Inilah mengapa sangat menarik untuk melihat profil pemain seperti apa yang akan didatangkan Tottenham musim panas ini. Ada pembicaraan bahwa Tottenham telah memutuskan untuk menghabiskan setiap pound yang tersedia untuk membeli pemain yang siap bermain di tim utama, bahkan jika itu berarti mengurangi prioritas dan kehilangan pemain muda berbakat yang ingin mereka rekrut dalam situasi yang berbeda. (Di sisi lain, Paratici dikatakan tetap berkomitmen pada kebijakannya sejak bergabung dengan klub yang merekrut pemain berbakat berusia awal dua puluhan yang akan berkembang di Spurs.)
Apa pun yang terjadi, tampaknya musim panas ini akan menjadi musim panas yang penuh tekanan bagi Tottenham. Dan musim panas lainnya di mana fokus seluruh klub tertuju pada saat ini, mempersiapkan tim untuk kembali melakukan dorongan besar ke elite.
Jika kita bisa menyimpulkan kekacauan beberapa tahun terakhir di Tottenham, tiga tahun sejak stadion baru akhirnya dibuka, maka ini adalah perubahan strategi. Di bawah Pochettino – dan bahkan sebelum dia – rasanya seperti klub yang sedang membangun masa depan, selalu memperhatikan apa yang mereka inginkan dalam waktu empat tahun.
Namun sebagian besar keputusan besar yang diambil sejak saat itu terasa seperti sebuah klub yang berusaha memaksimalkan peluang mereka untuk menang pada saat itu. Kita melihatnya dengan penunjukan Jose Mourinho pada November 2019, upaya pertama untuk mendapatkan Conte – bukan pelatih yang sedang membangun kembali – pada musim panas 2021, dan kemudian upaya kedua yang berhasil mendapatkan Conte lima bulan kemudian. Kami melihatnya dalam tekad untuk mempertahankan Kane di Spurs selama tahun-tahun puncaknya daripada menguangkan dan menghabiskan uang untuk membeli pemain di masa depan.
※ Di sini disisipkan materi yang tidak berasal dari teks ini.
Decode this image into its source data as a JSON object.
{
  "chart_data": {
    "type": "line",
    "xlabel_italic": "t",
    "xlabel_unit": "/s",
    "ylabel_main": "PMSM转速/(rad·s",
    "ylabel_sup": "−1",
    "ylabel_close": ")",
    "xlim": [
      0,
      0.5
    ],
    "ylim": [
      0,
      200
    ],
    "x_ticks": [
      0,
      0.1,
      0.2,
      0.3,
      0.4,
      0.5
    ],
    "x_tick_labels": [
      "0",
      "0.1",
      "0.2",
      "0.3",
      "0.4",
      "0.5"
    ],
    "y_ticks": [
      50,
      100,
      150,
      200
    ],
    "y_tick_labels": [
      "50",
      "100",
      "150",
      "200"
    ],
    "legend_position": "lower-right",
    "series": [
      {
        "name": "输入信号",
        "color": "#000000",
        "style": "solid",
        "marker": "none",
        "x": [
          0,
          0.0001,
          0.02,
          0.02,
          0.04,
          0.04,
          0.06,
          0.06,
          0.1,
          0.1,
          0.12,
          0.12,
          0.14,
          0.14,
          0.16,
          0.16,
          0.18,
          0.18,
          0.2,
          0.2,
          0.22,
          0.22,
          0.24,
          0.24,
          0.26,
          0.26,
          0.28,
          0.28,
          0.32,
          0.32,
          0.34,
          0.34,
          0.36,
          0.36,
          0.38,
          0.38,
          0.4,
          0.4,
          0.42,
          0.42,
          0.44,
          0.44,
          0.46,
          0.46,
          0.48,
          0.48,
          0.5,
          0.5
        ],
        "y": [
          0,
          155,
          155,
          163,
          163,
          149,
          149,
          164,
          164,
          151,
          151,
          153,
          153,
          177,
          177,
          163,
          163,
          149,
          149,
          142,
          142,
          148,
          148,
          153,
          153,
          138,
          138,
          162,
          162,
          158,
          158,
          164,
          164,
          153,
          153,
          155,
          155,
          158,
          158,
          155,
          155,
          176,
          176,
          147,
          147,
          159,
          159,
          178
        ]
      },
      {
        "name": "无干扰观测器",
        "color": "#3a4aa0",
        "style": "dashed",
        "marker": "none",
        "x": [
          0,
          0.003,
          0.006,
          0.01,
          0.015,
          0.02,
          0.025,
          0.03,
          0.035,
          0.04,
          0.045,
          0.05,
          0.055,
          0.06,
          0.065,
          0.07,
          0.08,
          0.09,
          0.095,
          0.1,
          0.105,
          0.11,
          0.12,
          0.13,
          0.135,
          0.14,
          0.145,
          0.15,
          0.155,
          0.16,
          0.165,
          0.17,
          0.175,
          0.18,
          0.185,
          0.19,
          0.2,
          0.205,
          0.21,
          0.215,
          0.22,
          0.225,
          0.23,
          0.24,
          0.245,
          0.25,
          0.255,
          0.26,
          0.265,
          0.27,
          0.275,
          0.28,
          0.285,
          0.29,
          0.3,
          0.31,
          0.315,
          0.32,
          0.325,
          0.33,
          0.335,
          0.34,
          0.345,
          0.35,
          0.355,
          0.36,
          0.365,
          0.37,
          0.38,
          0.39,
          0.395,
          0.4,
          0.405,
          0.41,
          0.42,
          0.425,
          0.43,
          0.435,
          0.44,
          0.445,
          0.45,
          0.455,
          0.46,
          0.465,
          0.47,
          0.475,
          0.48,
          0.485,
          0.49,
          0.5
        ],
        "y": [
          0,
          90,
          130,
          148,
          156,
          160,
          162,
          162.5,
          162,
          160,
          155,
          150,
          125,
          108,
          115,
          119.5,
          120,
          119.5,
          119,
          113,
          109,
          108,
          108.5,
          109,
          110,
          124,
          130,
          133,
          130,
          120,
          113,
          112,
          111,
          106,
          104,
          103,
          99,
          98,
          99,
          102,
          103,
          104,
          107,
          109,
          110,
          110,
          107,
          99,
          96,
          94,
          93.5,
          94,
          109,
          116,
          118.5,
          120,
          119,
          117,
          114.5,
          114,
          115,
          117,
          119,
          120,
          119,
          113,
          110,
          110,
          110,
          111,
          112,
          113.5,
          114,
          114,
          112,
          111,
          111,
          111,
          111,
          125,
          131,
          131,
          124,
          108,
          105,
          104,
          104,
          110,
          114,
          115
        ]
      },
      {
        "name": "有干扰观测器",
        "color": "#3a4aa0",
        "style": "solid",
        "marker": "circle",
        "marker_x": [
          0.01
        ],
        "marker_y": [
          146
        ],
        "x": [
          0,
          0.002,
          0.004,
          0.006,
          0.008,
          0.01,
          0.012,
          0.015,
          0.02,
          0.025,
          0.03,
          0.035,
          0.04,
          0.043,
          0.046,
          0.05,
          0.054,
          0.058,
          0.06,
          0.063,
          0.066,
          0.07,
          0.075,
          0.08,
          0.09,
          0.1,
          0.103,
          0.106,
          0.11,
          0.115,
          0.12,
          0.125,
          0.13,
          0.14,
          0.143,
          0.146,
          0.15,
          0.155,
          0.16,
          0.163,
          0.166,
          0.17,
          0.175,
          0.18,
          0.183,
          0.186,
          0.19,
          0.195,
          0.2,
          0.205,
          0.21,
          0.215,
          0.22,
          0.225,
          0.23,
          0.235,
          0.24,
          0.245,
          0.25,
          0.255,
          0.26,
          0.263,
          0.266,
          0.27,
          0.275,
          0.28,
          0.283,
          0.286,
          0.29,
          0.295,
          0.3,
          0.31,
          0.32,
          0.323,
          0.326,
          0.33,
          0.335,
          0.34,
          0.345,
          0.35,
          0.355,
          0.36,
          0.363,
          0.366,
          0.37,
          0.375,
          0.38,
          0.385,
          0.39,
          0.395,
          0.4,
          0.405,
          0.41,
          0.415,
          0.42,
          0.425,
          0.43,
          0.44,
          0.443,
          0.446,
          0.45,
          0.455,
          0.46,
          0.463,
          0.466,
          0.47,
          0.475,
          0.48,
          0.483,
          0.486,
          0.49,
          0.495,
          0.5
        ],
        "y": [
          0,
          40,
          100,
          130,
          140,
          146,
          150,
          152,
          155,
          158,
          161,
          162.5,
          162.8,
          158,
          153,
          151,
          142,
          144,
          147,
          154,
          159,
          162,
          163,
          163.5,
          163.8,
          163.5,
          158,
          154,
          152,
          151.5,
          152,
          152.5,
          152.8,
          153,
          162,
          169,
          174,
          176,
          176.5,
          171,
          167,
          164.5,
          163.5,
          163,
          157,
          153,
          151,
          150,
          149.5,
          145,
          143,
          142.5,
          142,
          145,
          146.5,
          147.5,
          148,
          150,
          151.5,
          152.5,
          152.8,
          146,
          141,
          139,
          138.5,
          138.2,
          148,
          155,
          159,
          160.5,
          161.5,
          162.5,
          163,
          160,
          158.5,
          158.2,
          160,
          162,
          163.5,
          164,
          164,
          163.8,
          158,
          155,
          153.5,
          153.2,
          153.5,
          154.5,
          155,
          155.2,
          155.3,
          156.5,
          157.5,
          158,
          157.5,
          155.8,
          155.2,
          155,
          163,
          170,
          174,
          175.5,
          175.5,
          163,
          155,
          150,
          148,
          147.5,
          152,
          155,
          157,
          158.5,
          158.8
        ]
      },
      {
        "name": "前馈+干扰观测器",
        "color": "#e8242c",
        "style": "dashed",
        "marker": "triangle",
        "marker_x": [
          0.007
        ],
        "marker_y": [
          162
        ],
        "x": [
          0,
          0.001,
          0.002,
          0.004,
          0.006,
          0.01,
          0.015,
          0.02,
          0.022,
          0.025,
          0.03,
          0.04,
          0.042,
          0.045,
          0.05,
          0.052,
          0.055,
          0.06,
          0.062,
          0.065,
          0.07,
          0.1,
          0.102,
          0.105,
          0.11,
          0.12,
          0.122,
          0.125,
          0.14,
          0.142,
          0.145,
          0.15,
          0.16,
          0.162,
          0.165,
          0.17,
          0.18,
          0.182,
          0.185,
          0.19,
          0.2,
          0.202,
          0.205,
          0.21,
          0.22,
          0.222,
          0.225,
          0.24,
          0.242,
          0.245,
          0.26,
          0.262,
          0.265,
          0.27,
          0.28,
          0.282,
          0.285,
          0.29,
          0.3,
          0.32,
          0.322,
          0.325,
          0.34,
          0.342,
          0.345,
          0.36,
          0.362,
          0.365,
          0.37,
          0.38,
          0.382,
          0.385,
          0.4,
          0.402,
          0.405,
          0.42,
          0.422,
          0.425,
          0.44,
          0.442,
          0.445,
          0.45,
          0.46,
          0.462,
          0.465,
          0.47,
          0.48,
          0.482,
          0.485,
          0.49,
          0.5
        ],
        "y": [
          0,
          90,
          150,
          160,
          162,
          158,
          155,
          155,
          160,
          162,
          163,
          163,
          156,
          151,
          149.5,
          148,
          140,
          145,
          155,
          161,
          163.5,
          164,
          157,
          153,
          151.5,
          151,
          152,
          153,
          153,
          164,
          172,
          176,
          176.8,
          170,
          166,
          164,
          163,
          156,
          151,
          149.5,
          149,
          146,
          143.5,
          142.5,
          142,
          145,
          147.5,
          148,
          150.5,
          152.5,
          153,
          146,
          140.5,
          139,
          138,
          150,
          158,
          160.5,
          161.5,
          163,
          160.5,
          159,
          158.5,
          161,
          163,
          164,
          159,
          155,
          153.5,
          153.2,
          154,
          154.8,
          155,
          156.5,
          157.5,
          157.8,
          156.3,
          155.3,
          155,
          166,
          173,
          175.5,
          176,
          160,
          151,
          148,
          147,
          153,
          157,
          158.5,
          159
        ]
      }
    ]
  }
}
Dan kita kemungkinan akan melihat dorongan yang sama lagi musim panas ini karena Levy dan Paratici berupaya membeli pemain untuk membuat Spurs kembali kompetitif pada musim 2022-23. Pada titik tertentu, Tottenham perlu meluangkan waktu untuk memikirkan kembali dan membangun kembali. Namun ketika Anda memiliki pelatih sebaik Conte dan pemain sebaik Kane dan Son Heung-min, mengapa tidak mencoba memanfaatkannya sebaik mungkin?